Педрито Толстяк за всю жизнь испытал страх всего дважды, и об этих случаях никто не знал.
Впервые это произошло в дни его юности, когда Педрито, студент первого курса факультета права, стажировался у опытных проституток. Однажды, после оргии, заснул в постели одной из этих несчастных, худой и чахоточной, и проснулся среди ночи от прикосновения ножа к горлу. Нож разрезал кожу, полилась кровь, у Педрито на память остался шрам. Однако женщина была слишком пьяна, и юный Педрито, в ту же секунду опомнившись от ужаса, схватил ее за руку и тем же ножом исполосовал ей лицо. Свидетелей его испуга, когда он проснулся, почувствовав у горла нож, разумеется, не было.
Второй раз он испугался, когда уже был взрослым и гостил в фазенде отца после окончания университета. Там он крутил любовь с женой одного из батраков, и вот однажды днем, когда все были на работе, а Педрито вкушал блаженство в объятиях распутницы, он вдруг ощутил острие ножа между лопаток и услыхал яростный крик: «Убью сукина сына!» Вот тут он еще раз замер от страха. Спас его чей-то крик под окном, кто-то позвал батрака. Тот на мгновение растерялся, и этого было достаточно, чтобы Педрито пришел в себя, выхватил нож у несчастного рогоносца и всыпал ему как следует. И об этом испуге никто не узнал, разве что женщина почувствовала, как заколотилось сердце у ее любовника. Когда сбежался народ, Педрито вел себя как мужчина: колошматил батрака, уча его уму-разуму.
Но вот теперь, в третий раз, он испугался на людях, это был дикий, панический страх при всем честном народе. Когда Зе Широкая Душа, цепной пес, убивавший по одному его слову, его правая рука, обернулся вдруг Огуном и пошел на своего господина, Педрито понадобилось все его самолюбие, чтобы поднять трость в последней попытке вернуть к повиновению своего агента.
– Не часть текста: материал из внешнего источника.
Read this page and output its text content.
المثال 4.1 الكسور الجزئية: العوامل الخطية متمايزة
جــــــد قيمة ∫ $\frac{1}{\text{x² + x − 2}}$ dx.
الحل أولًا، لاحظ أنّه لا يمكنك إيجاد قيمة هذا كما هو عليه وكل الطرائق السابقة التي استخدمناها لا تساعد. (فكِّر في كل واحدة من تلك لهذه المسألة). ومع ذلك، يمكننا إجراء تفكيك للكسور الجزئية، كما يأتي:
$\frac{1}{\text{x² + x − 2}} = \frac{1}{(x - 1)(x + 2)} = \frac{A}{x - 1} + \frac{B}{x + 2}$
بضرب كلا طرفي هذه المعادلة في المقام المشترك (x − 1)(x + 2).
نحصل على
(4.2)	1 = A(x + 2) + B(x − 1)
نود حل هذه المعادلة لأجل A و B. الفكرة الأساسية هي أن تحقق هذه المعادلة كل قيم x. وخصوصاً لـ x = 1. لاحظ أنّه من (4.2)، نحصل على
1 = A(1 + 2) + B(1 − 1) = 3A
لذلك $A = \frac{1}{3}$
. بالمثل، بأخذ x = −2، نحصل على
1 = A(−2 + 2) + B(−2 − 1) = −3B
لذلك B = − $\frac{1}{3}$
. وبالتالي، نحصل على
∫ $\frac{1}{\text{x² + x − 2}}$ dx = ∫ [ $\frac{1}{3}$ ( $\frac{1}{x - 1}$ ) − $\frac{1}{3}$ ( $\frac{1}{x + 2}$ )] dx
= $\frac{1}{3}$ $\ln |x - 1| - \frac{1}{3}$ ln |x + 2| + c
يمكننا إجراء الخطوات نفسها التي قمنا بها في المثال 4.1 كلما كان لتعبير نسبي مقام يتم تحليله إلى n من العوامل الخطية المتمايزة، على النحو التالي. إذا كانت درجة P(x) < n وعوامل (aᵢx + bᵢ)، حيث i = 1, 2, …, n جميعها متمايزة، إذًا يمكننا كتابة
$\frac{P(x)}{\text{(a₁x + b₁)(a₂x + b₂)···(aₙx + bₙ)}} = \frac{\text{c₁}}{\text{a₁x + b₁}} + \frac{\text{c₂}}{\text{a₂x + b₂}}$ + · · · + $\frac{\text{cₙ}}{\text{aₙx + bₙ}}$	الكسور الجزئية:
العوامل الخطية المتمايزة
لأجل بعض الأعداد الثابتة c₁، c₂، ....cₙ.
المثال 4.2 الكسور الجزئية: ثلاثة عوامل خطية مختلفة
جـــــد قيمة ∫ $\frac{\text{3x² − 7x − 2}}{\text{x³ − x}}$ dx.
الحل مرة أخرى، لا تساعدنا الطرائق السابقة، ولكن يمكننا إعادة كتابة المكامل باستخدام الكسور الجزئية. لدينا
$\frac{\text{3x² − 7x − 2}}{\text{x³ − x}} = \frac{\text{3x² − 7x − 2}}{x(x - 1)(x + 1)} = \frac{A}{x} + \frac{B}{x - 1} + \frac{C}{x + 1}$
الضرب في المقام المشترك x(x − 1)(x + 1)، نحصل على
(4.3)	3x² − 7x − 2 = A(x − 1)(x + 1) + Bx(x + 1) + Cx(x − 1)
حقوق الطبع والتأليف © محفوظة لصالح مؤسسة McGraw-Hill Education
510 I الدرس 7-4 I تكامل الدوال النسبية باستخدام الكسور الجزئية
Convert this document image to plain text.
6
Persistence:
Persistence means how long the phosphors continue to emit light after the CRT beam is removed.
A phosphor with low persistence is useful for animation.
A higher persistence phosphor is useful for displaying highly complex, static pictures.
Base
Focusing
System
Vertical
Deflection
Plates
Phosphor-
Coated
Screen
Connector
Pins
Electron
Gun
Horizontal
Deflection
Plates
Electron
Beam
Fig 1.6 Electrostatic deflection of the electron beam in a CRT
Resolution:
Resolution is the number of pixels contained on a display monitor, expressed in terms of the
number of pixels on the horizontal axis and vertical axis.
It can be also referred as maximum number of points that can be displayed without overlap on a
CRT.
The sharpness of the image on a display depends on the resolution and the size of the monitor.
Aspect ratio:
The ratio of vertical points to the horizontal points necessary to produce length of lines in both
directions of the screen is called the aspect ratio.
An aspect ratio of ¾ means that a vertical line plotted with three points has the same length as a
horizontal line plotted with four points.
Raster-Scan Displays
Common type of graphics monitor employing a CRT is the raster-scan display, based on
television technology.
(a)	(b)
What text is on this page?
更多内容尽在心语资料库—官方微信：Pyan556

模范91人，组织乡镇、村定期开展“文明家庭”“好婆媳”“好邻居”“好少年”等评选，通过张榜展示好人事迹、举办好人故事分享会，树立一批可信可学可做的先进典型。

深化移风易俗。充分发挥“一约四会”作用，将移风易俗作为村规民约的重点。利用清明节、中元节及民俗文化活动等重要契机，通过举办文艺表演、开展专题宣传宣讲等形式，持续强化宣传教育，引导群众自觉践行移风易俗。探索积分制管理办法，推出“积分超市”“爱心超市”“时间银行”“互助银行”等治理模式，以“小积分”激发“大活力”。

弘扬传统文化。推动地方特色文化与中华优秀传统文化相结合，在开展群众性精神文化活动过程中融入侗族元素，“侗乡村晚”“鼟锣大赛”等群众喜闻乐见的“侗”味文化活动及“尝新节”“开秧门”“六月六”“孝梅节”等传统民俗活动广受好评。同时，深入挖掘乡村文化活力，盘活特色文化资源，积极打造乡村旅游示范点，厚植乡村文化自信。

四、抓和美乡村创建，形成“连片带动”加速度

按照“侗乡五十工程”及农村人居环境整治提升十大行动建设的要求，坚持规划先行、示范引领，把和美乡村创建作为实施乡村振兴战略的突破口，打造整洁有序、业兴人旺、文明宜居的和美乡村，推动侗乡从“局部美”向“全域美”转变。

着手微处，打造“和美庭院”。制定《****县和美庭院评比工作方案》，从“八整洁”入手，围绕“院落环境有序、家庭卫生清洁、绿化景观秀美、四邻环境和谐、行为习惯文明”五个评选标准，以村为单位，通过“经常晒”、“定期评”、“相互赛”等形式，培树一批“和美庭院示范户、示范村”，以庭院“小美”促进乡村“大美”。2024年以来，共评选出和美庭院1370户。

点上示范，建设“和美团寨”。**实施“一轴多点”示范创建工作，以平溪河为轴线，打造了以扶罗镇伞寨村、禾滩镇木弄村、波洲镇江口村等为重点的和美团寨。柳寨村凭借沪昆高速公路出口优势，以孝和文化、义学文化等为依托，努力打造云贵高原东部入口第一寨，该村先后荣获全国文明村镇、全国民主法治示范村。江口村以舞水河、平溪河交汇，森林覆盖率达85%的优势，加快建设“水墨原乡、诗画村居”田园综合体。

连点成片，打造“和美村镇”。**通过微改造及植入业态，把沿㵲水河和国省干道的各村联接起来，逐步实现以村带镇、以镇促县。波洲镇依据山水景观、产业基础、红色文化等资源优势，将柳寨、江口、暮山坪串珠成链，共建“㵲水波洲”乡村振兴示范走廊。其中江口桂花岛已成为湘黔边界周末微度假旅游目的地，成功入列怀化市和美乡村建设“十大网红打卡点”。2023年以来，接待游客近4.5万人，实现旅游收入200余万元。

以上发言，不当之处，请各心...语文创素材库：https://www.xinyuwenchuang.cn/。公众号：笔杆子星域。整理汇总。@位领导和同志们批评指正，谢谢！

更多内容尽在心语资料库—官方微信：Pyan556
Не помогло. Трость хрустнула в железных пальцах – в зубах змей, нацеливших головы на предводителя благословенного крестового похода, полководца священной войны. Пришлось Педрито Толстяку бежать самым постыдным образом, в панике взывая о помощи, к своему автомобилю, который умчал бы его подальше от этого ада, где ориша принялись за чудеса. Но, увы, кто-то из макумбейро проткнул все четыре шины.